Cyclophosphamid wird aus Bis(2-chlorethyl)amin und Phosphor-(V)-oxychlorid hergestellt. Das entstehende Phophorsäureamiddichlorid liefert bei der Umsetzung mit 3-Amino-1-propanol in Gegenwart von Triethylamin Cyclophosphamid.

Formel Cyclophosphamid
 

Wirkstoffklasse

  • Zytostatikum
  • Alkylans

Fertigpräparate

  • Endoxan® 

Wirkung

Cyclophosphamid ist ein alkylierendes Zytostatikum, das den Zelltod proliferierender Zellen hervorruft. Cyclophosphamid wird zur Chemotherapie bei verschiedenen Tumoren, zur Konditionierung vor allogener Knochenmarktransplantation sowie zur Behandlung bedrohlich verlaufender Autoimmunerkrankungen eingesetzt.

Wirkungsmechanismus

Cyclophosphamid ist ein alkylierendes Zytostatikum aus der Gruppe der Oxazaphosphorine. Es ist chemisch mit Stickstoff-Lost verwandt.
Cyclophosphamid ist in vitro inaktiv und wird als Prodrug in vivo überwiegend in der Leber durch mikrosomale Enzyme, v.a. Cytochrom P450, zu 4-Hydroxycyclophosphamid und Aldophosphamid metabolisiert. Diese Verbindungen unterliegen einer zum Teil spontanen, zum Teil enzymatischen Konversion in inaktive und aktive Metaboliten (insbesondere Phosphoramid-Lost und Acrolein).
Die zytostatische Wirkung der aktiven Metaboliten beruht im Wesentlichen auf einer Alkylierung von DNA, in deren Folge es zu Strangbrüchen und Vernetzungen der DNA-Stränge bzw. DNA-Proteinvernetzungen ("cross-links") kommt.
Im Zellcyclus wird die späte S- und die frühe G2-Phase verlangsamt bzw. blockiert.
Die zytotoxische Wirkung ist nicht Zellcyclus-phasenspezifisch, aber Zellcyclus-spezifisch.
Acrolein hat keine antineoplastische Aktivität, ist aber für die urotoxischen Wirkungen verantwortlich.
Eine zusätzliche immunsuppressive Wirkung von Cyclophosphamid wird diskutiert.
Eine Kreuzresistenz vor allem mit strukturverwandten Zytostatika, wie z.B. Ifosfamid, aber auch anderen Alkylantien, ist nicht auszuschließen.

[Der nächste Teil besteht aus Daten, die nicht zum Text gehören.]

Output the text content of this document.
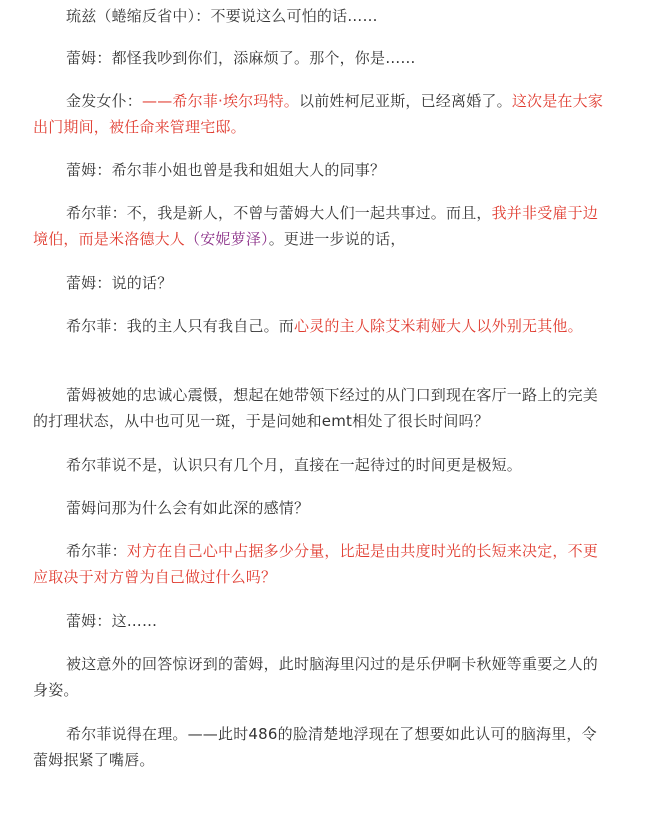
琉兹（蜷缩反省中）：不要说这么可怕的话……

蕾姆：都怪我吵到你们，添麻烦了。那个，你是……

金发女仆：——希尔菲·埃尔玛特。以前姓柯尼亚斯，已经离婚了。这次是在大家出门期间，被任命来管理宅邸。

蕾姆：希尔菲小姐也曾是我和姐姐大人的同事？

希尔菲：不，我是新人，不曾与蕾姆大人们一起共事过。而且，我并非受雇于边境伯，而是米洛德大人（安妮萝泽）。更进一步说的话，

蕾姆：说的话？

希尔菲：我的主人只有我自己。而心灵的主人除艾米莉娅大人以外别无其他。

蕾姆被她的忠诚心震慑，想起在她带领下经过的从门口到现在客厅一路上的完美的打理状态，从中也可见一斑，于是问她和emt相处了很长时间吗？

希尔菲说不是，认识只有几个月，直接在一起待过的时间更是极短。

蕾姆问那为什么会有如此深的感情？

希尔菲：对方在自己心中占据多少分量，比起是由共度时光的长短来决定，不更应取决于对方曾为自己做过什么吗？

蕾姆：这……

被这意外的回答惊讶到的蕾姆，此时脑海里闪过的是乐伊啊卡秋娅等重要之人的身姿。

希尔菲说得在理。——此时486的脸清楚地浮现在了想要如此认可的脑海里，令蕾姆抿紧了嘴唇。
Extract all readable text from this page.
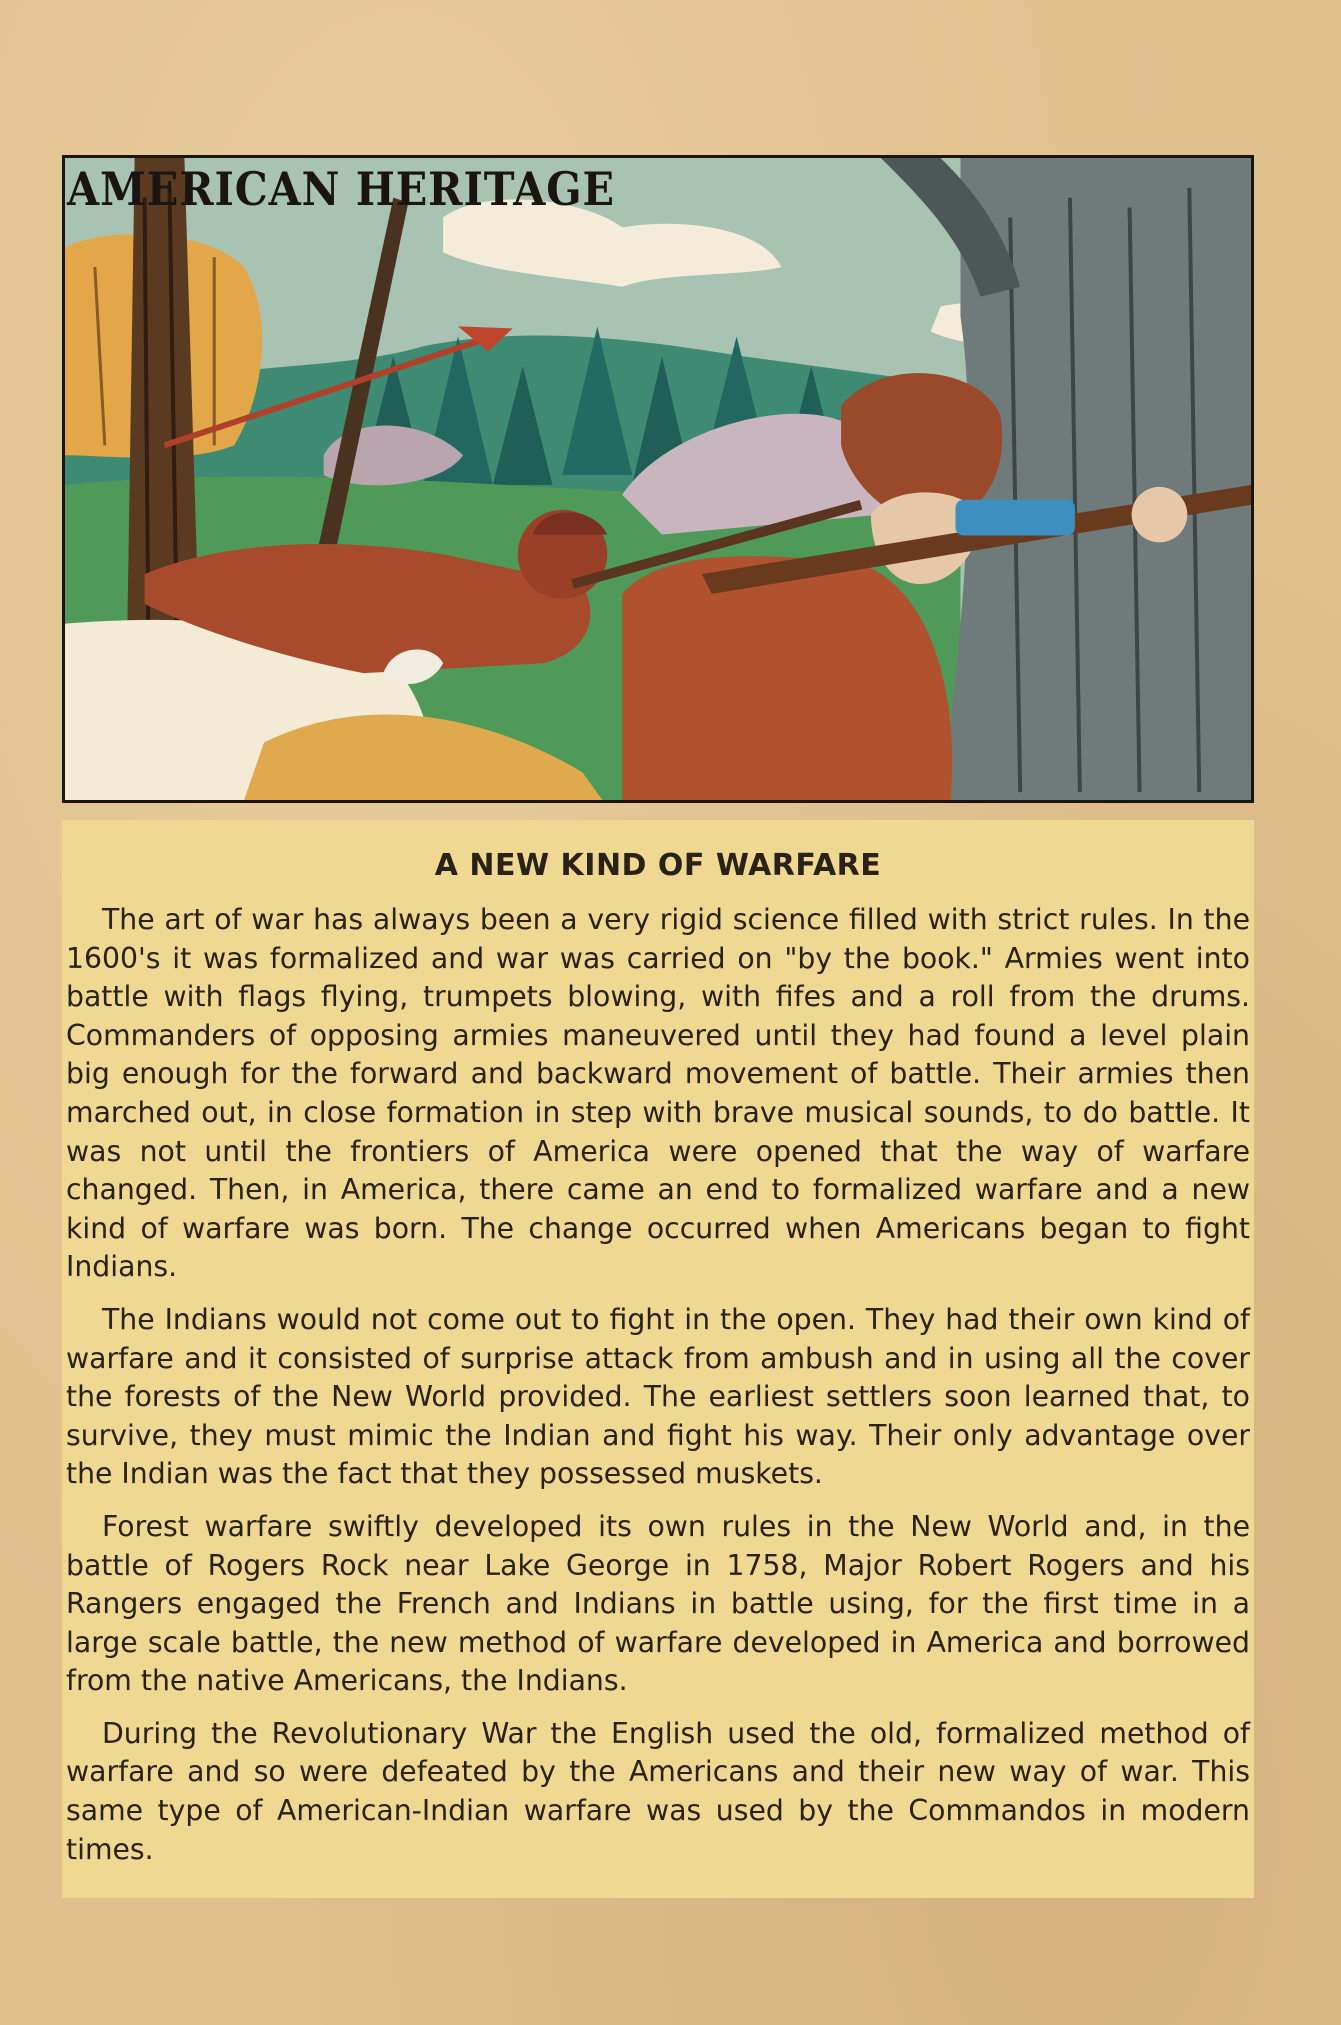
AMERICAN HERITAGE
A NEW KIND OF WARFARE

The art of war has always been a very rigid science filled with strict rules. In the 1600's it was formalized and war was carried on "by the book." Armies went into battle with flags flying, trumpets blowing, with fifes and a roll from the drums. Commanders of opposing armies maneuvered until they had found a level plain big enough for the forward and backward movement of battle. Their armies then marched out, in close formation in step with brave musical sounds, to do battle. It was not until the frontiers of America were opened that the way of warfare changed. Then, in America, there came an end to formalized warfare and a new kind of warfare was born. The change occurred when Americans began to fight Indians.

The Indians would not come out to fight in the open. They had their own kind of warfare and it consisted of surprise attack from ambush and in using all the cover the forests of the New World provided. The earliest settlers soon learned that, to survive, they must mimic the Indian and fight his way. Their only advantage over the Indian was the fact that they possessed muskets.

Forest warfare swiftly developed its own rules in the New World and, in the battle of Rogers Rock near Lake George in 1758, Major Robert Rogers and his Rangers engaged the French and Indians in battle using, for the first time in a large scale battle, the new method of warfare developed in America and borrowed from the native Americans, the Indians.

During the Revolutionary War the English used the old, formalized method of warfare and so were defeated by the Americans and their new way of war. This same type of American-Indian warfare was used by the Commandos in modern times.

Gegenanzeigen (Kontraindikationen)

Im Folgenden sind absolute Gegenanzeiegn (Situationen in denen der Arzneistoff auf keinen Fall verabreicht werden sollte) und relative Gegenanzeigen (Situationen in denen der Arzneistoff nur mit Vorsicht verabreicht werden sollte) aufgelistet. Für genauere Informationen bzw. Antworten auf Ihre Fragen nutzen Sie bitte das Forum oder fragen Ihren Arzt oder Apotheker.

Absolute Gegenanzeigen
- bekannte Überempfindlichkeit gegenüber Cyclophosphamid
- schwere Beeinträchtigung der Knochenmark-Funktion
- Zystitis
- Harnabfluss-Behinderungen
- floride Infektionen
- Elektrolytstörungen
- 1. Trimenon der Schwangerschaft (Behandlung nur bei vitaler Indikation)
- Stillzeit

Relative Gegenanzeigen
Vorsichtige Anwendung:
- höheres Lebensalter
- körperliche Schwäche
- vorbestehende Herzerkrankungen
- geschwächtes Immunsystem
- chronische Lebererkrankung
- chronische Nierenerkrankung
- Diabetes mellitus
- akute Porphyrie
- 2. und 3. Trimenon der Schwangerschaft (strenge Nutzen/Risiko-Abwägung)


Nebenwirkungen (unerwünschte Wirkungen)

Es handelt sich hier um eine vollständige Liste der bekannten Nebenwirkungen, für genauere Informationen bzw. Antworten auf Ihre Fragen nutzen Sie bitte das Forum oder fragen Ihren Arzt oder Apotheker.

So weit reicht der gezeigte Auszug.